A desregulação da expressão de IQGAP3 no tecido de câncer sugere um papel potencial para esta molécula na tumorigênese. Consistente com este conceito, a superexpressão de IQGAP3 reforçada crescimento de células tumorais, migração e invasão, enquanto knockdown de expressão IQGAP3 exibido efeitos opostos. IQGAP3 é, por conseguinte, funcionalmente semelhante ao IQGAP1, que é conhecido por ter potencial oncogénico [31], [32]. Como outros membros da família IQGAP, IQGAP3 possui motivos estruturais que se pode ligar de ERK. Por coimmunoprecipitation recíproca, que confirmou a interação entre IQGAP3 e ERK1. A importância funcional desta interacção é suportada pela fosforilação aumentada de ERK e um aumento da actividade transcricional Elk1 por estimulação EGF em células IQGAP3-transfectadas. Mais importante, o efeito de promoção da proliferação foi quase completamente abolido pela U0126 inibidor de sinalização de ERK, indicando que IQGAP3 exerce a sua função principalmente pela regulação da sinalização de ERK. É interessante notar que, apesar de sua similaridade funcional, IQGAP3 e IQGAP1 exibir distintamente diferentes especificidades para os parceiros de ligação. Enquanto IQGAP1 liga-se principalmente para a ERK2, IQGAP3 interage exclusivamente com ERK1 [40]. O significado de tal selectividade permanece por determinar, no entanto, especula-se que IQGAP1 e IQGAP3 podem cooperar na regulação da sinalização ERK, exercendo assim um efeito sinergético na progressão do tumor.

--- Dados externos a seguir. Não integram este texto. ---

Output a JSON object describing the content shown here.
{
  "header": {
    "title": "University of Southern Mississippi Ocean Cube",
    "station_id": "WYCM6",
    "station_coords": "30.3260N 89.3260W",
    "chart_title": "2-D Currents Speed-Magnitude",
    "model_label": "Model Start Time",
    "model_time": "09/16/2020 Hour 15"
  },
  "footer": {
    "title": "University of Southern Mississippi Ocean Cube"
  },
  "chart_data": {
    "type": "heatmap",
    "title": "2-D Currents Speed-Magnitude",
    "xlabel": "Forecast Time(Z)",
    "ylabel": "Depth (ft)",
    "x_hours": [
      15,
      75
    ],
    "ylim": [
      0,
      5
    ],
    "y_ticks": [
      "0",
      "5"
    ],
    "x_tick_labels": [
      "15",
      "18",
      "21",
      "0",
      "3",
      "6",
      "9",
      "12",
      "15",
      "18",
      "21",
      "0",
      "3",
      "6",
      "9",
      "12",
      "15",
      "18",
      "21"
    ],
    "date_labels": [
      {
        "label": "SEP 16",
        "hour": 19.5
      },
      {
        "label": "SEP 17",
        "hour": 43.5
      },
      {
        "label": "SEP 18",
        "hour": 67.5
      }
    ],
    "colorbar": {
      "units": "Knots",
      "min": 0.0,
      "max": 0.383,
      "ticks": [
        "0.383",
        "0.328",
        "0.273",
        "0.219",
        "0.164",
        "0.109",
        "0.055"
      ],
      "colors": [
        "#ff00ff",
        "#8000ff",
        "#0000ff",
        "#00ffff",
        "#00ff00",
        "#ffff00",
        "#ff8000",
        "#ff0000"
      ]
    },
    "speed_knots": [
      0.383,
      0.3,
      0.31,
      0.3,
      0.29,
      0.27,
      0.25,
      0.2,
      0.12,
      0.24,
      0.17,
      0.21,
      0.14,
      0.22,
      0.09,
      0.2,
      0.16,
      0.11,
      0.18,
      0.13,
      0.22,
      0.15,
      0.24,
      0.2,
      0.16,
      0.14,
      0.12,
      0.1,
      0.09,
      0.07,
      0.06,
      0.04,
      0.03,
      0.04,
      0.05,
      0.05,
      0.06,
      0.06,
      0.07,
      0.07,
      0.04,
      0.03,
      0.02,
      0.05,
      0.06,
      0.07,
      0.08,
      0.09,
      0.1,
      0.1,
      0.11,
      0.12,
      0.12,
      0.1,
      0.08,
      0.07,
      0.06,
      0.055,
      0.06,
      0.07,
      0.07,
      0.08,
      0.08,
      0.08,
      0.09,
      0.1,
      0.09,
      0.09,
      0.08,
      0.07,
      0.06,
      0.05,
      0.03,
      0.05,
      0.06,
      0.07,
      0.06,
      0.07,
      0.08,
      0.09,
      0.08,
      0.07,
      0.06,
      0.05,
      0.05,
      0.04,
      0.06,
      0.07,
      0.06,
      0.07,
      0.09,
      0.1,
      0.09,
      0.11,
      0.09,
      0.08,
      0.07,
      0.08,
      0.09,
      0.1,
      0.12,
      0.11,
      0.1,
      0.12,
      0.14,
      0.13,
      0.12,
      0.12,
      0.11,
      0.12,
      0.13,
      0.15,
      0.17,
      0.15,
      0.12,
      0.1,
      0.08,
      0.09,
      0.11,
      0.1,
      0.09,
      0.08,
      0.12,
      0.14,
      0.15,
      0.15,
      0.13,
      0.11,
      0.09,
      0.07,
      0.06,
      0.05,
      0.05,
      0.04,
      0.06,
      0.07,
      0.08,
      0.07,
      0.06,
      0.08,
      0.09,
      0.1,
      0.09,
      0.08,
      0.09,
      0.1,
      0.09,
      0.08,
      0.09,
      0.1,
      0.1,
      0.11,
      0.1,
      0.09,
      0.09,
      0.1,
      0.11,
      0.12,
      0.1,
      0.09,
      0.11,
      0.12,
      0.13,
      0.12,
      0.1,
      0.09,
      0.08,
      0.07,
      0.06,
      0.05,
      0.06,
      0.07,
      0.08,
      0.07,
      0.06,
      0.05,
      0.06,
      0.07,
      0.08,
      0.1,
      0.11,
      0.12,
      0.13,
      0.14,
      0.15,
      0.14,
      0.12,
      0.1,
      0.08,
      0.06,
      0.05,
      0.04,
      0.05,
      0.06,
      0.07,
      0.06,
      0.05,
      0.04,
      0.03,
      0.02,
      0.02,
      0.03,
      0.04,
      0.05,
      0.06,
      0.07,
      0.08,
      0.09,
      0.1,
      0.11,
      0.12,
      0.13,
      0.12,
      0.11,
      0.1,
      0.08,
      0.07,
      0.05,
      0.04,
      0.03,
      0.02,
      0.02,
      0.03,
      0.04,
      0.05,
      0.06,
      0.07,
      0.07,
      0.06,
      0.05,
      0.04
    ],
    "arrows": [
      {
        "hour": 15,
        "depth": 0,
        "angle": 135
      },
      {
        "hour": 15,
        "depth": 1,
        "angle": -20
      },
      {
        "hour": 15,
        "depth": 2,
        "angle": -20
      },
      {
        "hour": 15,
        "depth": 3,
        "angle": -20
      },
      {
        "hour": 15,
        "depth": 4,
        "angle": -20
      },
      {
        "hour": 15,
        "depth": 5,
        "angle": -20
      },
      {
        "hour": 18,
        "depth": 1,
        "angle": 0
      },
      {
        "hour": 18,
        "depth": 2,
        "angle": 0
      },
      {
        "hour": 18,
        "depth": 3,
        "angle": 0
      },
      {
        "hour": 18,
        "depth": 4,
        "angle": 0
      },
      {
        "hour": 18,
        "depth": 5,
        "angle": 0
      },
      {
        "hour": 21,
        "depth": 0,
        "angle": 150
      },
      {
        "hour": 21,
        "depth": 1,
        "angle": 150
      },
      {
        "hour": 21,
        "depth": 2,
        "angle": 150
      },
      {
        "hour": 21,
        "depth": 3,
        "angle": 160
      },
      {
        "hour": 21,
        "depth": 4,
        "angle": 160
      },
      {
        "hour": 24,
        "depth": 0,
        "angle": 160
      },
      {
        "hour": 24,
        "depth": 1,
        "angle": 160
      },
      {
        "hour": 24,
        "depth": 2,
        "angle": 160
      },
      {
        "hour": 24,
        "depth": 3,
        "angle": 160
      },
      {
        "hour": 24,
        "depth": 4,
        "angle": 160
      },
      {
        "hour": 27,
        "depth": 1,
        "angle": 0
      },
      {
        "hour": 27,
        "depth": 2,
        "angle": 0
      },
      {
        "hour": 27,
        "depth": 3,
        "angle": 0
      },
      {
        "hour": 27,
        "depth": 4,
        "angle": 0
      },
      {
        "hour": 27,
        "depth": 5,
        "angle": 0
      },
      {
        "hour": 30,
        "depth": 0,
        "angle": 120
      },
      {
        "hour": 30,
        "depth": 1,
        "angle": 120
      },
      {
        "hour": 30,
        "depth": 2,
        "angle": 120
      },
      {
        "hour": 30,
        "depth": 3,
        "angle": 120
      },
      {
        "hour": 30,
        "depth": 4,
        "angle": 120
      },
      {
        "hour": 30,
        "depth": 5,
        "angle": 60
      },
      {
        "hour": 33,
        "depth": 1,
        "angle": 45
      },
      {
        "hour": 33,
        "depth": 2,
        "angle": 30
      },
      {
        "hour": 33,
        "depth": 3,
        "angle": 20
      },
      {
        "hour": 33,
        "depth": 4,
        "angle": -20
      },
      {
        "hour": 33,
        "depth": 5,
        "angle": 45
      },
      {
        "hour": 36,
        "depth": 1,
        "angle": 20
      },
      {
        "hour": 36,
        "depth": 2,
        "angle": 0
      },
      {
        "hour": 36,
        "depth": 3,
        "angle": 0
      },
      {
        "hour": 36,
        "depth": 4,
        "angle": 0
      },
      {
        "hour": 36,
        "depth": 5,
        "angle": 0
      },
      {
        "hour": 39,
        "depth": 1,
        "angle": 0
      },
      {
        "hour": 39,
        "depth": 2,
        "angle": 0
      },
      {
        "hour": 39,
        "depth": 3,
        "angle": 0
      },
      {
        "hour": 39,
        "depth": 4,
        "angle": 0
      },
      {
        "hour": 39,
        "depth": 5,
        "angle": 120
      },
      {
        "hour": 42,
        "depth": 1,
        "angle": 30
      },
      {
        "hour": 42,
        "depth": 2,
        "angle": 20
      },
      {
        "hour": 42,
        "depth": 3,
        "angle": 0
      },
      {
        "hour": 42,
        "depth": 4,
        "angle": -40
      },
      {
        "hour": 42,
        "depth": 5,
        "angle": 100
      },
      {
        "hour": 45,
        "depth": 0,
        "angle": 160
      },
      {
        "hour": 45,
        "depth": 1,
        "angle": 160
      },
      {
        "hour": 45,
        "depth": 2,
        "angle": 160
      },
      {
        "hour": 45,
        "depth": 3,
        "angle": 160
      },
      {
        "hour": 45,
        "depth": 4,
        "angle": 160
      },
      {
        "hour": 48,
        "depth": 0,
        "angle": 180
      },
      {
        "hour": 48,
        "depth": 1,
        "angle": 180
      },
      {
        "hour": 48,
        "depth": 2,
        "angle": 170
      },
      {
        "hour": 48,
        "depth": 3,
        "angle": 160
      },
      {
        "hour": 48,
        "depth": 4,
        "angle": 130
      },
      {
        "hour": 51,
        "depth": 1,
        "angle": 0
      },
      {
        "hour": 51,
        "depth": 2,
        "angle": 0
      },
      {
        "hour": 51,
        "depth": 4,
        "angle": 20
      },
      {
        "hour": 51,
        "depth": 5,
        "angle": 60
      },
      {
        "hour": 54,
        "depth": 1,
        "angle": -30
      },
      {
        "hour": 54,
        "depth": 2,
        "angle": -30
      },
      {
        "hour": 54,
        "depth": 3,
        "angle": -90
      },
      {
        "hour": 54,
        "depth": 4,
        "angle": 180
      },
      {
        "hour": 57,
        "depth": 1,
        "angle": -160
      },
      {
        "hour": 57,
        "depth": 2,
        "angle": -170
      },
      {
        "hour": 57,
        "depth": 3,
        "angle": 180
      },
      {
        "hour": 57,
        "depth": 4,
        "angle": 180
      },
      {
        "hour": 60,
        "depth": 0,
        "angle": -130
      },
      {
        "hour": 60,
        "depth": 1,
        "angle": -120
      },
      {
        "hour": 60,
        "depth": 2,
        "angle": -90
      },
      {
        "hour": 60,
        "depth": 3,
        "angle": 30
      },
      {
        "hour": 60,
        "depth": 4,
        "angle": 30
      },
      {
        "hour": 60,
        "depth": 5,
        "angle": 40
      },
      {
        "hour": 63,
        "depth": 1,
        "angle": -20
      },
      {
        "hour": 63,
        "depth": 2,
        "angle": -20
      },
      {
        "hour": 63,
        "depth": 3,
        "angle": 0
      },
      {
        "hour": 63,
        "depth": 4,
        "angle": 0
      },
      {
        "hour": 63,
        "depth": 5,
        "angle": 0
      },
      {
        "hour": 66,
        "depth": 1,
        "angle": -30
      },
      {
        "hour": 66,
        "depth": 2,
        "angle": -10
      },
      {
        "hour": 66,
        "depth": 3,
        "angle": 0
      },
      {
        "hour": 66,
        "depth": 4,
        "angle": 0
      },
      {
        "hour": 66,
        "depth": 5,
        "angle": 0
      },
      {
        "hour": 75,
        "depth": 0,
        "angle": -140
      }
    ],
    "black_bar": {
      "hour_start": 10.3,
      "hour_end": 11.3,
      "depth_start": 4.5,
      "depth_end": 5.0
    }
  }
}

inoculação intravenosa de ratos sem pêlo tem sido amplamente utilizada para avaliar o potencial metastático de células de câncer [38], [39]. Usando esse modelo, knockdown de IQGAP3 em células de câncer de pulmão foi encontrado para prejudicar consideravelmente a sua capacidade de gerar lesões metastáticas no pulmão. Este resultado é consistente com a nossa

in vitro

de dados que mostra a migração celular alterada e invasão após a manipulação de expressão IQGAP3. No entanto, os detalhes específicos destes mecanismos não são claras. A microscopia confocal revelou que IQGAP3 é enriquecido na vanguarda de células (Figura S1) a migração, sugerindo o seu possível envolvimento na formação de bordos de ataque. Além disso, a expressão do gene de perfis mostrou um aumento do nível de E-caderina nas células knockdown IQGAP3 (Figura S2). É bem reconhecido que a E-caderina é muito importante para a adesão celular. Regulação negativa de que, juntamente com seu complexo catenina associado é concomitante com reduzida adesão intercelular e aumento da capacidade invasiva [47], [48]. Como tal, IQGAP3 pode facilitar a migração e invasão celular em parte através da supressão da expressão da caderina-E.

Em resumo, os nossos estudos revelam pela primeira vez que o envolvimento de IQGAP3 no desenvolvimento do câncer de pulmão e os mecanismos moleculares subjacentes ao seu potencial actividade promotora de tumor. Estes achados expandir o nosso conhecimento do papel complicada da família IQGAP na tumorigénese. Além disso inquérito sobre o potencial dessas moléculas como alvos de invenção terapêutica é garantido.

Informações de Suporte

Figura S1.

IQGAP3 foi enriquecido na vanguarda de células que migram. As células A549 foram colocadas na tampa de vidro revestidas com 10 ug /ml de fibronectina (Sigma-Aldrich).